D’un premier regard, Elsynia semble sculptée pour les salons d’Oppara : grande, élancée, les gestes précis et pleins d’élégance contenue. Des filaments dorés serpentent sous la surface de sa peau, discrets à l’arrêt, mais vibrant lorsqu’elle parle, s’émeut, ou fait appel à la magie.
Ses yeux sont d'un bleu liquide, luisant doucement dans l’obscurité. Trop silencieux pour être sûrs. Son regard trouble : il fascine autant qu’il dérange. Beaucoup évitent de la fixer trop longtemps, de peur d’y voir autre chose que leur reflet.

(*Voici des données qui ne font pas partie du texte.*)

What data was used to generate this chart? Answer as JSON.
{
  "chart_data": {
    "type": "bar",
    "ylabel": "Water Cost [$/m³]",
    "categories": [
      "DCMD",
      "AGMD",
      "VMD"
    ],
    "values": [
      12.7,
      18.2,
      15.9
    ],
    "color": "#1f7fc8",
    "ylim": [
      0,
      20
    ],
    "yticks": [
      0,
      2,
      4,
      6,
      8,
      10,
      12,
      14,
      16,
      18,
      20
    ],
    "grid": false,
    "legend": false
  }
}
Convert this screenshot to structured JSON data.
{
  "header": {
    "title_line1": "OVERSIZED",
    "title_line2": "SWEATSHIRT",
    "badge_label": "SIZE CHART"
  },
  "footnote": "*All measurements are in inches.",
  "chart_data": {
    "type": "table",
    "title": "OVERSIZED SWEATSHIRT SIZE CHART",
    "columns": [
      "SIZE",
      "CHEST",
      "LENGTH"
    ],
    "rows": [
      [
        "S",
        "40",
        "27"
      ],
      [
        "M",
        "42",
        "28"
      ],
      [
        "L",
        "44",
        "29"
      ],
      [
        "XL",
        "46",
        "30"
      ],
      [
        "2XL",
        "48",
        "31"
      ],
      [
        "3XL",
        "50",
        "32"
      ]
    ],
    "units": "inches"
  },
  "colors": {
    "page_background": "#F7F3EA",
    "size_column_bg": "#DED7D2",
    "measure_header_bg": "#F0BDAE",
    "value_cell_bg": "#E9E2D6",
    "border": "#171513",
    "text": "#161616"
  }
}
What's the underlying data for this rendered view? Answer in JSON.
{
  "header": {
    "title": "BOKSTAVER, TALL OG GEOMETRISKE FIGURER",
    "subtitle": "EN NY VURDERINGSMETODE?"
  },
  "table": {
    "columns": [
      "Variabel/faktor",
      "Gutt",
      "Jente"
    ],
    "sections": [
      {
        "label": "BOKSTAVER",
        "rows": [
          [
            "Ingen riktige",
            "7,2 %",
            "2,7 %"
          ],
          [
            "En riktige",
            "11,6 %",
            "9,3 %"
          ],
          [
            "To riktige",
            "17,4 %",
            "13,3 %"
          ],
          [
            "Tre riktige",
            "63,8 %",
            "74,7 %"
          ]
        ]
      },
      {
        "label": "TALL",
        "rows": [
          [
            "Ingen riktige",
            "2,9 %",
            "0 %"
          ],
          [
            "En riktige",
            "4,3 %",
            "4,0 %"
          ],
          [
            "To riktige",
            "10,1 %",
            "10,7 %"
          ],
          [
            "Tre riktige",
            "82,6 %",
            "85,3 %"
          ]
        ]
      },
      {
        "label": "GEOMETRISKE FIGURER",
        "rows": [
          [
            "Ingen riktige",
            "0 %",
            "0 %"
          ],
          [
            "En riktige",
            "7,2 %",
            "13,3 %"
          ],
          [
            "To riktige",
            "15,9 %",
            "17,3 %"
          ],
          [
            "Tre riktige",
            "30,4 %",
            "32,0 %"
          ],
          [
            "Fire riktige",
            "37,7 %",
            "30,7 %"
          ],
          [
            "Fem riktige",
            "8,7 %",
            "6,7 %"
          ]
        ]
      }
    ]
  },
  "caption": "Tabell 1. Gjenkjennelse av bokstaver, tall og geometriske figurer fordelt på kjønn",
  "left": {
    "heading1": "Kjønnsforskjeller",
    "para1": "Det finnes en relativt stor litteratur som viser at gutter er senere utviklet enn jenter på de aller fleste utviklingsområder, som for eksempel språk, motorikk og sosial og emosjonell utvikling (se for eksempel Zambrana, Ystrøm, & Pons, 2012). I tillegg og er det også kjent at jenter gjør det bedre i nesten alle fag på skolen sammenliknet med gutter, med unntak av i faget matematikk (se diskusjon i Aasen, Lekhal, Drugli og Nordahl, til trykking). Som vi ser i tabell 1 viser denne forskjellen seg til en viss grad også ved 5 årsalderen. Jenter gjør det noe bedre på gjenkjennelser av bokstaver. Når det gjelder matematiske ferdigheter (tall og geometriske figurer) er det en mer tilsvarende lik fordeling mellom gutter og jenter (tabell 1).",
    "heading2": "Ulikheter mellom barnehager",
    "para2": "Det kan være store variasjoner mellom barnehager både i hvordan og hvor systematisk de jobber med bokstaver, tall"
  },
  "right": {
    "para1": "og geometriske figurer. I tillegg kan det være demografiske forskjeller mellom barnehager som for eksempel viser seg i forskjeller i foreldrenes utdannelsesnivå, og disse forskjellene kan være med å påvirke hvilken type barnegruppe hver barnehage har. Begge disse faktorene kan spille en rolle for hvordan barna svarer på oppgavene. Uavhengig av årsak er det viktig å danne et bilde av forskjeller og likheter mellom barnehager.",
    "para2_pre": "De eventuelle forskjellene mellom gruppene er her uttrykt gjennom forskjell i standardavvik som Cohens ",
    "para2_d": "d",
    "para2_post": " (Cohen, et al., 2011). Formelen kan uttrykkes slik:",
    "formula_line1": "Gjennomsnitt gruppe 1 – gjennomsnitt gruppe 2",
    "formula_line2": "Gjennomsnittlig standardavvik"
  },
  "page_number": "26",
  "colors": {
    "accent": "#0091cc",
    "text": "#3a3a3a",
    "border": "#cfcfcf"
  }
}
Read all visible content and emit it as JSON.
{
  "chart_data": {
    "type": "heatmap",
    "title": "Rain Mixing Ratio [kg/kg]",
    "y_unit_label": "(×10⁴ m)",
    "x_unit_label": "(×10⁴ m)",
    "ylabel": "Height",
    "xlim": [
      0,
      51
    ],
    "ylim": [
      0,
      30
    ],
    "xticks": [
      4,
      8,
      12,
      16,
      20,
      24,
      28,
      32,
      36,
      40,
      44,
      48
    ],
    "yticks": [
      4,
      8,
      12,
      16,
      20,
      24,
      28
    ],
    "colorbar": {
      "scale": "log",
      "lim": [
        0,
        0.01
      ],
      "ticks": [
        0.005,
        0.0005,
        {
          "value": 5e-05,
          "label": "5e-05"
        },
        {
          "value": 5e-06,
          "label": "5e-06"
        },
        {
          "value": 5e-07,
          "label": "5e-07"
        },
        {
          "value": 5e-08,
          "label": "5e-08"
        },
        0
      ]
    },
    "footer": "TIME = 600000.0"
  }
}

Ses cheveux, longs et flottants, sont d’un noir ancien strié de mèches cuivrés, comme s’ils avaient noircis par endroits sous le poids d’un savoir trop ancien. Ils retombent en cascade libre, rarement attachés, souvent agités comme par une brise que nul ne sent.
Le corps d’Elsynia évoque une silhouette peinte dans un tableau ancien :
longiligne, souple, presque irréelle. Elle mesure 1,74 mètre, avec des membres fins mais non fragiles, comme si chaque geste était pensé pour ne jamais troubler l’air. Ses épaules sont fines, sa posture droite, forgée par des années d’éducation noble mais jamais rigide. Il y a dans sa démarche une fluidité étrange, un flottement naturel, comme si son corps ne pesait pas tout à fait autant que le monde le voudrait.
Sa poitrine est discrète, équilibrée à la courbe de ses hanches, et sa taille marquée, sans exagération. Son dos est orné, le long de l’épine, d’une ligne d’éclats dorés, fine et presque invisible à la lumière naturelle, mais qui capte les reflets lunaires comme des pierres précieuses oubliées. Ce n’est pas un tatouage. Ce n’est pas naturel. Personne ne sait ce que c’est.
Elle ne porte ni cicatrices visibles ni marques de combats, mais le corps d’Elsynia est marqué par le rêve : parfois, lorsqu’on la regarde trop longtemps, on a l’impression qu’elle est faite d’autre chose, comme si la chair elle-même oscillait.
Ses traits sont fins, délicats, presque immobiles. Un front dégagé, des pommettes hautes, une bouche fine mais expressive, souvent fermée, rarement souriante et lorsque le sourire vient, il semble trop ancien pour cette époque.
Sa peau, d’une clarté nacrée, semble trop lisse pour être réelle ; elle n’a ni taches ni rides, mais une texture légèrement brillante, comme un vernis naturel ou la rosée sur une fleur avant l’aube.
Ses sourcils sont droits, bien dessinés, mais peu marqués comme si son visage évitait tout excès d’émotion visible. Son nez est fin, droit, presque aquilin, et ses lèvres sont d’un rose désaturé, pâles, comme si elles n’avaient jamais été vraiment embrassées par la chaleur du sang.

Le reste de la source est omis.